Panting like an overweight Labrador and sweating like a brain surgeon, he awoke from yet another nightmare. Four nights earlier, I was superbly concerned and soothing. Now, four nightmares later, his midnight displays no longer alarmed me. He snapped up at the waist and began spastically hugging a pillow like he was trying to deflate it. I managed to open one rolling eye and push the words, “It’s OK, baby, just another dream,” through night-webbed lips, but I can’t claim I sounded too warm. I just couldn’t believe that fear was suddenly going to dominate our lives, my life with him of all people.
He used to be fearless —matador fearless, karaoke fearless. That’s the word I boastfully waved at my sister when describing the guy I’d just met. And now, where did all this fear come from? “I was calling you at the new office,” he choked as the skin below his eyelids twitched like something was trying to chew its way out of his face, “and you—you put me on speaker, and I could hear them offering you things so you wouldn’t leave the building and come home to me. Food and money and video game consoles and silverware—monogrammed, sterling. And you kept saying, ‘What else do you have?’ “
I think I stroked his hand. “Doesn’t sound like much of a nightmare.”
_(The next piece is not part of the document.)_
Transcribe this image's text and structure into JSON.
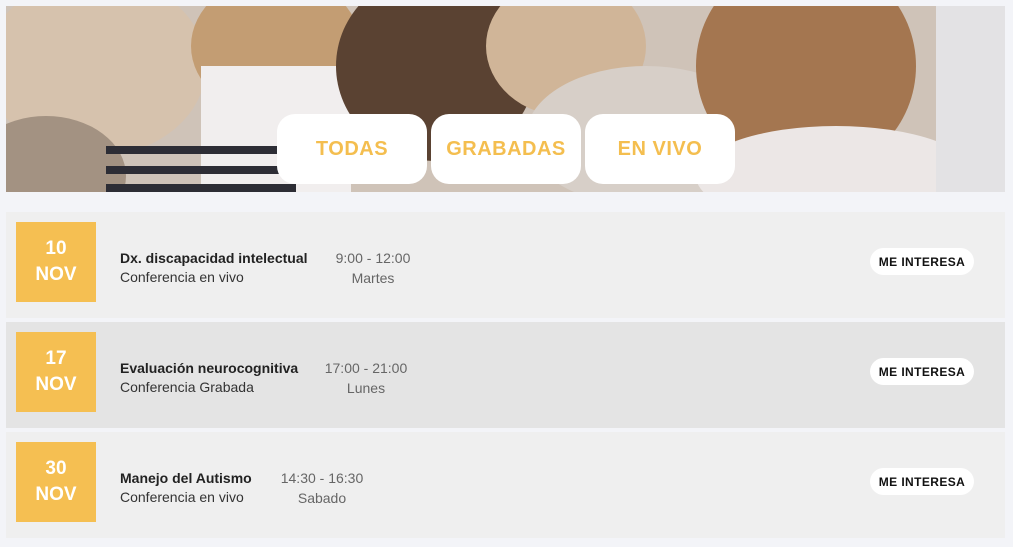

“And then they said, ‘Okay, Miss Miller, you can go home now,’ but the worst part, the terrifying part was that you were let down by that, and you said, ‘Oh, OK.’”
“Uh-huh.”
The next morning, the trumpeting dawn of our much-heralded “life together,” he still hadn’t snapped out of it, couldn’t bring himself to show any excitement. Sometime in the past month my boyfriend—who was not just physically fearless but emotionally fearless, the man who met my father with the same cool that he had displayed doing his dissertation work, living for 97 days among honest-to-God cannibals—had been transformed, as if he’d been clumsily replaced by the CIA with a man physically identical to Terence but caffeinated by the stupidest fears.
Once we’d settled on our moving plans—no, earlier: the day I received the call from Google, he began to quiver and melt. We had enjoyed exactly two full days of engaged bliss before the most enthusiastic, open man I’d ever met began conversing entirely in doubts, fall-backs, and hypothetical questions. What if Google’s stock fell? Would I be the first layoff? Why couldn’t they find me a job in the New York office? Why did I have to buy the Beast without consulting him?
“Why not something more sensible?”
He actually said that about my new car when I pulled up in it. He was on the stoop, talking to the Syrian guys who ran the beer-and-mango bodega on our corner. I put one leg out, flexing the calf for a film noir dismount, purring, “IS F,” and then I emerged, laughing, to hug him, because you cannot be more officially grown-up than accepting a wedding proposal and a job offer in the same week and then buying yourself a sweet Lexus sedan with your own money. He looked at the car, down the full length of it, his face a reprimand. “Nice wheels,” said Aziz.
What had I done to him—to us—that suddenly a car wasn’t sensible?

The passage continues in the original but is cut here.